Friday, July 22, 2005

End of benefit of the doubt


It has been hard for me to work up much energy for denouncing Judge John G. Roberts, President Bush's Supreme Court nominee. After all, I knew I was never going to like anyone Bush would be willing to nominate, so it is going to take finding something pretty awful to get me into a proper sweat over this guy.

Actually, I'm almost grateful that Bush didn't go the talking dog route, offering a fascist woman and/or person of color. There's no pleasure in observing the contortions of the viciously ambitious. Or maybe simply crazy.

But the picture above catches what immediately rankled about the guy -- he, and his family, look just like all the smug upper class twits I left behind by choosing to go to college at Berkeley in the sixties instead of one of the Seven Sister colleges.

As Robin Givhan writes in today's Washington Post:

It has been a long time since so much syrupy nostalgia has been in evidence at the White House. But Tuesday night, when President Bush announced his choice for the next associate justice of the Supreme Court, it was hard not to marvel at the 1950s-style tableau vivant that was John Roberts and his family.
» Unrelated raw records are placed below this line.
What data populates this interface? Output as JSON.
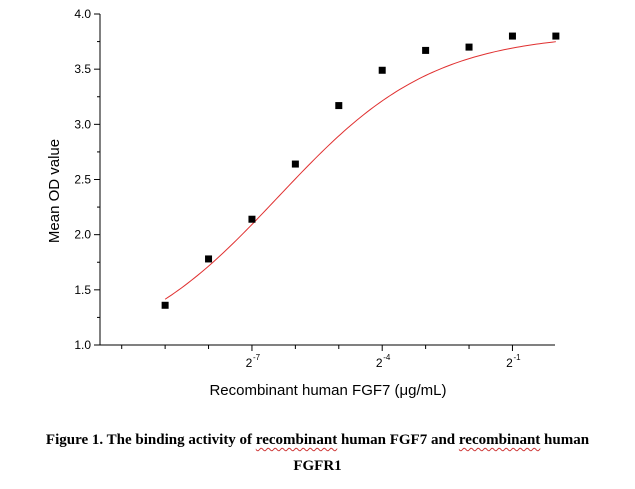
{
  "chart_data": {
    "type": "scatter",
    "title": "",
    "xlabel": "Recombinant human FGF7 (μg/mL)",
    "ylabel": "Mean OD value",
    "xscale": "log2",
    "xlim_log2": [
      -10.5,
      -0.02
    ],
    "ylim": [
      1.0,
      4.0
    ],
    "y_ticks": [
      {
        "value": 1.0,
        "label": "1.0"
      },
      {
        "value": 1.5,
        "label": "1.5"
      },
      {
        "value": 2.0,
        "label": "2.0"
      },
      {
        "value": 2.5,
        "label": "2.5"
      },
      {
        "value": 3.0,
        "label": "3.0"
      },
      {
        "value": 3.5,
        "label": "3.5"
      },
      {
        "value": 4.0,
        "label": "4.0"
      }
    ],
    "x_ticks": [
      {
        "exponent": -7,
        "base": "2",
        "exp_label": "-7"
      },
      {
        "exponent": -4,
        "base": "2",
        "exp_label": "-4"
      },
      {
        "exponent": -1,
        "base": "2",
        "exp_label": "-1"
      }
    ],
    "grid": false,
    "legend": "none",
    "series": [
      {
        "marker": "square",
        "color": "#000000",
        "points": [
          {
            "x_log2": -9.0,
            "y": 1.36
          },
          {
            "x_log2": -8.0,
            "y": 1.78
          },
          {
            "x_log2": -7.0,
            "y": 2.14
          },
          {
            "x_log2": -6.0,
            "y": 2.64
          },
          {
            "x_log2": -5.0,
            "y": 3.17
          },
          {
            "x_log2": -4.0,
            "y": 3.49
          },
          {
            "x_log2": -3.0,
            "y": 3.67
          },
          {
            "x_log2": -2.0,
            "y": 3.7
          },
          {
            "x_log2": -1.0,
            "y": 3.8
          },
          {
            "x_log2": 0.0,
            "y": 3.8
          }
        ]
      }
    ],
    "fit": {
      "model": "4PL",
      "color": "#e03030",
      "bottom": 0.85,
      "top": 3.83,
      "ec50_log2": -6.4,
      "slope_log2": 0.62,
      "range_log2": [
        -9.0,
        0.0
      ]
    }
  },
  "caption": {
    "line1_a": "Figure 1. The binding activity of ",
    "line1_b": "recombinant",
    "line1_c": " human FGF7 and ",
    "line1_d": "recombinant",
    "line1_e": " human",
    "line2": "FGFR1"
  },
  "colors": {
    "axis": "#000000",
    "marker": "#000000",
    "fit_line": "#e03030"
  }
}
Okay, so they flunk looking fashionable or even passably contemporary. Is that a crime? Certainly someone like me who once gleefully accepted the label "frumpy" can't go there.

But today, buried in the last paragraph of a New York Times roundup of Robert's judicial opinions, came this:

. . . he was impatient that same year with Thomas Penfield Jackson, a trial judge who ignored sentencing guidelines in determining that Darin M. Tucker deserved probation rather than imprisonment for possessing cocaine. Judge Jackson declared that he was "not going to be an instrument of injustice."

That was unacceptable, Judge Roberts wrote. "To the extent the district court based the departure on its belief that the sentence was unjust," he wrote, "it relied on a factor that is clearly impermissible under the guidelines."

If it is good law to enforce what is unjust, law loses any claim to morality; without a moral claim on society, law is simply superior force. This is a view that can only be held by someone smugly confident that he has the guns and will continue to wield them indefinitely -- a 1950s US upper class white boy perhaps?

2 comments:

Darin T said...

A man i really appreciate that article you wrote. My name is Darin Tucker and boy did i get the benefit of the doubt! I am very grateful for having done so as i have gone on to lead a very productive life as a computer technician in DC and haven't so much as jaywalked since being arrested in 2002. Well maybe jaywalked. Anyway, judges should be allowed to judge as judge Jackson did. For all cases are not alike and some people can be rehabilitated, i'm living proof of it.

Darin said...

this is Darin Tucker again, and to all who were praying on my downfall, you'll have to wait some more. and to those who have been praying for my success, its working!!! keep praying!!! its been over 7 years since i was initially arrested and almost 3 years since i last posted on this site. while that is not a long time, surely its long enough for me to have picked up and sold some more drugs, my occupation of 15 years. its not worth it. i have a 18 year old son who is on his way to college instead of jail quite possibly because of my decision to be there in person and not in jail. i've learned you affect everybody who loves you by the careless decisions you make. i'm still fixing computers for a living in dc. 3 beautiful kids and a beautiful granddaughter. life is good!